ChatterBank2 mins ago
POLISH
Did you first think:to make shiny and smooth or someone / something from Poland
and why do we have so many words with multiple meanings? Punch is another - it is to hit with a closed fist but it is also a drink. Are we out of words and are now required to reuse old ones?
Answers
No best answer has yet been selected by ezapf. Once a best answer has been selected, it will be shown here.
For more on marking an answer as the "Best Answer", please visit our FAQ.I first thought of "from Poland" but I think it was only because the question is using a capital P.
English has so many words with multiple meanings because it is a rich and varied language which derives from many multiple sources, so it is easy enough forthe same word to come from two different parent languages and mutate into the same form.
As an illustration of what B has said above, here's the background to 'punch'. As a blow with the fist, it dates back to the 1500s and relates to an even older word 'puncheon', a sort of piercing/driving tool. A punch with the fist is clearly also a driving force of the same kind.
As a drink, it probably comes from the Hindi word 'panch', meaning 'five' and dates back to the 1600s. The name came about because about five different drinks are mixed together to form the single drink 'punch'.

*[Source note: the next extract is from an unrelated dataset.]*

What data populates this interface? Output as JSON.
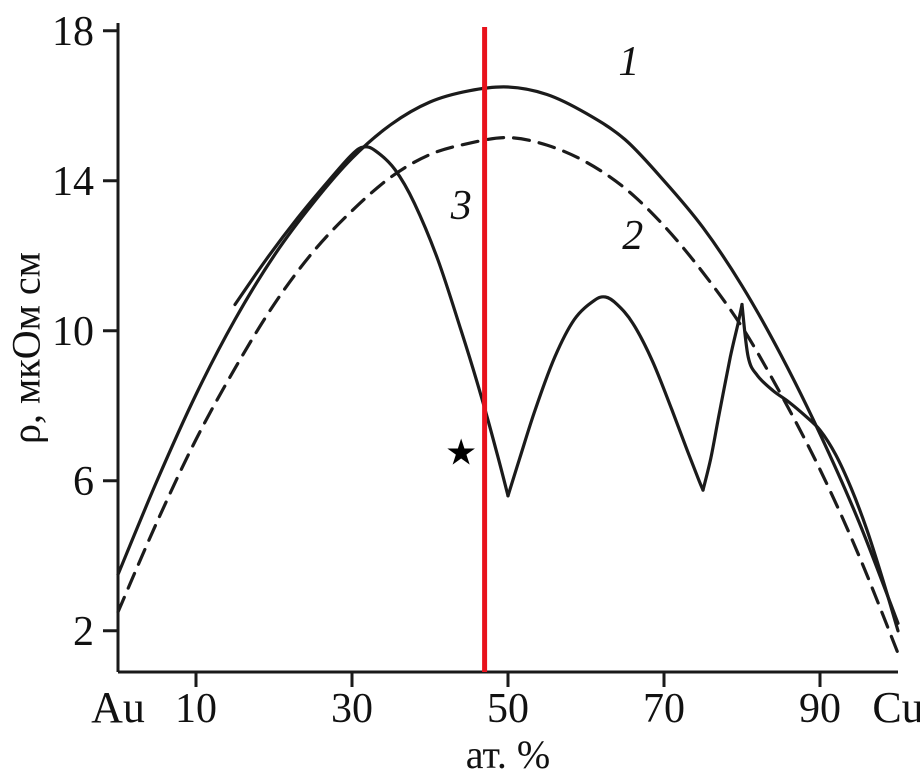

So, two very different sources have produced identical words as they've modified over the centuries.
Far from being something 'lacking' in the riches of language, I find this one of its greatest and endlessly-fascinating glories.
two different roots coming to be the same word I think is called convergence. If there is confusion then one word drops out of use (not surprisingly)
and and and ezapf, if you are a very boring lecture or sermon or something, think of words with two meanings, one of which is opposite to the other!
These can be called auto-antonyms. fast, dyke (erm NOT the girl on the bike) sanction all spring to mind.